Es ist eine billige Weisheit, dass Fußball ein Tagesgeschäft ist. Aber sie stimmt nun mal größtenteils. Auf dem Transfermarkt wie bei Trainerwechseln fallen Entscheidungen innerhalb weniger Stunden oder sogar Minuten. Der Entertainmentbetrieb Fußball, in dem Millionen umgesetzt werden, funktioniert oft genug so wie der eigentliche Fußball auf dem Rasen: Er ist unvorhersehbar, spontan und brutal (oder großartig schön, je nachdem).
So gesehen war die Entlassung von Bayern-Trainer Julian Nagelsmann ein handelsüblicher Vorgang, wie er im Fußball immer wieder vorkommt. Die Gründe für seine Entlassung sind nachvollziehbar. Die Leistungen des Teams waren in der Bundesliga extrem schwankend. Der Trainer Nagelsmann hätte mutmaßlich gute Chancen gehabt, als erster Bayern-Coach seit elf Jahren keinen Meistertitel zu holen. Zehn Punkte haben die Bayern seit Jahresbeginn auf Borussia Dortmund eingebüßt und die Tabellenführung an den Rivalen verloren. Das ist bemerkenswert schwach.
Oliver Kahn und Hasan Salihamidzic geben kein gutes Bild ab
Dass die negative Entwicklung dem Vorstandsvorsitzenden Oliver Kahn und Sportvorstand Hasan Salihamidzic große Sorgen bereitete, ist verständlich. Auch die beeindruckenden Auftritte der Mannschaft in der Champions League konnten diese Sorge nicht beiseite wischen. Wieso sollten sie Nagelsmann zutrauen, dass die Mannschaft gegen den nächsten Gegner Manchester City und möglicherweise Real Madrid genauso stark auftritt wie zuletzt gegen Paris Saint-Germain? Das Vertrauen in ihren wichtigsten Mitarbeiter hatten die Bayern-Bosse – zurecht – verloren.
Dennoch lässt die ruppige Trainerrotation die Führung der Bayern, und hier besonders Salihamidzic, nicht gut dastehen. Das Bild, das sie nach außen abgab, wirkte eher planlos. Es bleibt die Frage, ob die Bayern Nagelsmann gefeuert hätten, wenn Tuchel nicht zufällig auf dem Markt gewesen wäre. Vermutlich eher nicht. Bis zur Niederlage gegen Bayer Leverkusen am vorvergangenen Samstag galt Nagelsmann als "Langzeitprojekt". Plötzlich war alles ganz anders und Nagelsmann wurde vor die Tür gesetzt. Aus dem "Langzeitprojekt" wurde innerhalb von 48 Stunden (von der Niederlage am Sonntag bis zum Anruf bei Tuchel am Dienstag) ein Kurzzeitobjekt ohne Happy End.

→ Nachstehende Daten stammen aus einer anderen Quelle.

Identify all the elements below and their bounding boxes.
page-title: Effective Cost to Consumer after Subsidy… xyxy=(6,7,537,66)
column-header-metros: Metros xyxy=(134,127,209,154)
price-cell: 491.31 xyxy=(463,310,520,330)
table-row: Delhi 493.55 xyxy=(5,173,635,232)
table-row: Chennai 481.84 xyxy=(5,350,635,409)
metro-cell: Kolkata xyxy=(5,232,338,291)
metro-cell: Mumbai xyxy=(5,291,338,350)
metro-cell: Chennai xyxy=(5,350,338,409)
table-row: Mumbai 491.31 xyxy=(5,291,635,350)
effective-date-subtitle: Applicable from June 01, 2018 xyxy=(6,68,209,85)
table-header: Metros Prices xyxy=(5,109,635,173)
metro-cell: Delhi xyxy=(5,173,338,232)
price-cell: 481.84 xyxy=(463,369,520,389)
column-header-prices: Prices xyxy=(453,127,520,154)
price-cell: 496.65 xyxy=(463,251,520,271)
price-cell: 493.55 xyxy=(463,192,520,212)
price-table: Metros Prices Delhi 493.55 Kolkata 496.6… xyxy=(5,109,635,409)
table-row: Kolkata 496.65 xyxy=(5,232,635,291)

Dabei sind die sportlichen Schwierigkeiten der Mannschaft spätestens seit der Rückrunde der abgelaufenen Saison sichtbar gewesen. Robert Lewandowski hatte das frühzeitig erkannt und kritisiert. Der polnische Superstar hatte dadurch noch bessere Gründe, sich Richtung FC Barcelona zu verabschieden.
Zu viele Baustellen, Pleiten und Konflikte: ein Rückblick auf Nagelsmanns Zeit bei den Bayern

Die Bayern feuern auch Manager, wenn es sein muss
Für Salihamidzic heißt das, dass ihn der Aufsichtsrat, in dem übrigens immer noch Uli Hoeneß sitzt, kritischer beäugen wird. Nagelsmann war ein Salihamidzic-Projekt, für das der Manager vor einem eindreiviertel Jahr rund 20 Millionen Euro an RB Leipzig als Ablösesumme überwies und den Hoffnungsträger mit einem üppigen Fünf-Jahres-Vertrag ausstattete. Das kommt die Bayern teuer zu stehen. Vielleicht waren das die Gründe, warum Salihamidzic entgegen der eigenen Überzeugung länger an Nagelsmann festhielt trotz der Probleme auf und außerhalb des Platzes. Vermutlich hat er bis zuletzt darauf gehofft, dass "sein" Trainer die Kurve kriegt.
Jetzt setzt die Bayern-Führung alles auf die Karte Tuchel, der am besten alle drei Titel holt. Oder eben keinen. Dann dürfte es für Salihamidzic ungemütlich werden. Die Bayern feuern auch ihre Manager ohne Rücksicht auf Verluste, wenn es sein muss.